Como a pandemia vem impactando a operação e a estratégia do Cubo? E como você vê as perspectivas do ecossistema?
A história do Cubo no Covid se confunde com a história do ecossistema empreendedor na pandemia. O que aconteceu? Primeiro, um choque de liquidez: parou de entrar dinheiro — então corta o custo. A notícia feia e real é que teve muito desligamento em empresas sem infraestrutura para aguentar uma perda tão brusca de receita.
Não somos um business de real state, somos um business de comunidade. Nesses cinco anos, criamos o maior portfólio curado [de startups] da América Latina, esse é o nosso principal ativo. De nada adianta sairmos da crise com o caixa protegido se as startups não saírem conosco lá no “fim do túnel”
Então o primeiro ponto foi: como a gente ajuda as startups em crise de liquidez nesse momento? E aí cortamos a 10% um dos custos que elas tinham com o Cubo.
Quando fiz isso, cortei meu caixa, e a crise veio para mim. Então, o momento dois foi de gestão de liquidez, gestão de caixa, olhamos todas as nossas 18 linhas de custo…

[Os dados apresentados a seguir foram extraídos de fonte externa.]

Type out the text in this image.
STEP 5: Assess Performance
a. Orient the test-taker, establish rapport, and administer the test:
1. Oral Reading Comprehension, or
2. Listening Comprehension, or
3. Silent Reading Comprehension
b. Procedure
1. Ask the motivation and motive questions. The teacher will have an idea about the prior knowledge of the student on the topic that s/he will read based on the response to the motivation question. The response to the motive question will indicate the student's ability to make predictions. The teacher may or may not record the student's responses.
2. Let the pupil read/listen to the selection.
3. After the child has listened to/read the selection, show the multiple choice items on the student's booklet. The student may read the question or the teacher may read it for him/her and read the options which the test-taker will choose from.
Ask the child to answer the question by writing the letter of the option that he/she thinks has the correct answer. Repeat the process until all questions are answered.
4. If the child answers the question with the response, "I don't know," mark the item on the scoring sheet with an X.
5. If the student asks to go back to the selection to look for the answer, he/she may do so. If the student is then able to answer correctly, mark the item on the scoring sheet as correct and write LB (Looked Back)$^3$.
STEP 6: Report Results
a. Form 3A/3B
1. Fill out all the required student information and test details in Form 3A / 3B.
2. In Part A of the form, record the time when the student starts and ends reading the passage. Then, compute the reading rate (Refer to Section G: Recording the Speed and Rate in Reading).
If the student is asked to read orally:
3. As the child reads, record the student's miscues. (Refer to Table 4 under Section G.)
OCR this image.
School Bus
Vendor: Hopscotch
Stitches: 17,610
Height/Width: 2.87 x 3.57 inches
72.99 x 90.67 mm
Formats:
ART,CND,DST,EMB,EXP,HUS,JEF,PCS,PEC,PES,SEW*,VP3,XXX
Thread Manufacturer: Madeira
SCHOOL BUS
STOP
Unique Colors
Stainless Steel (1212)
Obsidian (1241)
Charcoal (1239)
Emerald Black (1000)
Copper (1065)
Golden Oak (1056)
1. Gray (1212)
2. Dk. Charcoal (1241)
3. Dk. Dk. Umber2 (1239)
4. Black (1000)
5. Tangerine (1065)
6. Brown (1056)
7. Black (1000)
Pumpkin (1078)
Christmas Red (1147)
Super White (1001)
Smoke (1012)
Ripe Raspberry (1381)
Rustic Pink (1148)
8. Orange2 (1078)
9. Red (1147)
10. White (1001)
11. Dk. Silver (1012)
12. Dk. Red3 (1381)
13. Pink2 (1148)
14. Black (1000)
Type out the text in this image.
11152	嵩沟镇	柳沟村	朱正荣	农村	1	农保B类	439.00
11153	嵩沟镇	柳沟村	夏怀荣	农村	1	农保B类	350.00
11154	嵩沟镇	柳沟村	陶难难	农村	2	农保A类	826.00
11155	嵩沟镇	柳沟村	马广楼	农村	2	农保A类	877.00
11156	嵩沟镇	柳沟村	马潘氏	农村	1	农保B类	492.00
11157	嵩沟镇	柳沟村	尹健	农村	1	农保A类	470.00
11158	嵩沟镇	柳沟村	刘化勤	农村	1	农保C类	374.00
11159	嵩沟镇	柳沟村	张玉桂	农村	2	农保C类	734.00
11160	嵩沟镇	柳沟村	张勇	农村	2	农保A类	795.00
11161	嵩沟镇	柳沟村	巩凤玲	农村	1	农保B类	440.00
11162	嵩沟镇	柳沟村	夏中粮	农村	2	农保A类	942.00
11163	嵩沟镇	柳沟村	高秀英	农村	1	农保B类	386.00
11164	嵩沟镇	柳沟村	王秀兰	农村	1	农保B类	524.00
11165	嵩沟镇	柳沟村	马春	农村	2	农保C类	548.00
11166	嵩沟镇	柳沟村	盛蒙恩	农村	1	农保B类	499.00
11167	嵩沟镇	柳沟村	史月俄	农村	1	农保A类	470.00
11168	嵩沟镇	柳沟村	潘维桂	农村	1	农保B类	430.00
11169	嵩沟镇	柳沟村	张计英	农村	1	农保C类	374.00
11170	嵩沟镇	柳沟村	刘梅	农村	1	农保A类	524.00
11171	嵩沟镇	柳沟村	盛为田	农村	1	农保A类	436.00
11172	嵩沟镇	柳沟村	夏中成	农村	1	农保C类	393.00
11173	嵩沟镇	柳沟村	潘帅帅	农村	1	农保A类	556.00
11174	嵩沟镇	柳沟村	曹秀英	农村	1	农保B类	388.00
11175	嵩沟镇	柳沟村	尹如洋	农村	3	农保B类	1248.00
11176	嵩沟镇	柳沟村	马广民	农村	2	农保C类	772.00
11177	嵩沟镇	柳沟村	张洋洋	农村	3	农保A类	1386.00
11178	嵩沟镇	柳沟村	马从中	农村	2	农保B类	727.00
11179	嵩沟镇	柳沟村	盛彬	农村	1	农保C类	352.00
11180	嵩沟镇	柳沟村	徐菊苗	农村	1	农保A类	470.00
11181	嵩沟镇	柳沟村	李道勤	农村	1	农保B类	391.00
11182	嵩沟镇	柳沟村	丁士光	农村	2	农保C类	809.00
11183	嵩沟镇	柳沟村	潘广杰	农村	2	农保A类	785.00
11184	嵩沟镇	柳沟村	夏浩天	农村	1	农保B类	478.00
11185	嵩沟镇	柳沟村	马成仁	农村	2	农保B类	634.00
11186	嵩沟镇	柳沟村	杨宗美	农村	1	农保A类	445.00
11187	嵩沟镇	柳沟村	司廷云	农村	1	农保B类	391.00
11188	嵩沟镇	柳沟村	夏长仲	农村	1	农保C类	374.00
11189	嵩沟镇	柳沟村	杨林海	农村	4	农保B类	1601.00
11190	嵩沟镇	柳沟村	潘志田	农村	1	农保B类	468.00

Em seguida, o foco foi: como a gente continua gerando valor para as startups de forma única e exclusivamente digital? O ponto positivo é que já tínhamos feito investimentos nas nossas plataformas digitais, então estávamos preparados para isso sem saber.
E foi muito legal, porque os negócios entre startups e corporações, os encontros para debater temas específicos, tudo isso continuou acontecendo… Além disso, tivemos outras startups aprendendo a lidar com um crescimento de 200% ao mês, porque são aquelas com soluções tecnológicas que resolvem problemas gerados pela pandemia.
Medimos a satisfação dos nossos beneficiários e o NPS nunca foi tão alto na história do Cubo. Mostra que as startups e as empresas entenderam o momento difícil e o valor que a gente continua entregando, mesmo sem prédio.
Enfim, mudamos modelos, criamos o membership para startups, soubemos nos adaptar. Olhando para a frente, temos dificuldade de curto prazo como todas as grandes empresas, mas o potencial é muito grande. E quem melhor para se adaptar com agilidade às novas realidades do que as startups?
Tanto grandes empresas quanto startups vão ter que enfrentar mudanças. Mas as startups, pela sua infraestrutura leve, pelo seu tamanho, são mais rápidas [nessa adaptação]. Paradigmas caíram, grandes corporações tiveram que aprender a fazer MVP “na veia”… Por tudo isso, acho que o ecossistema será cada vez mais relevante.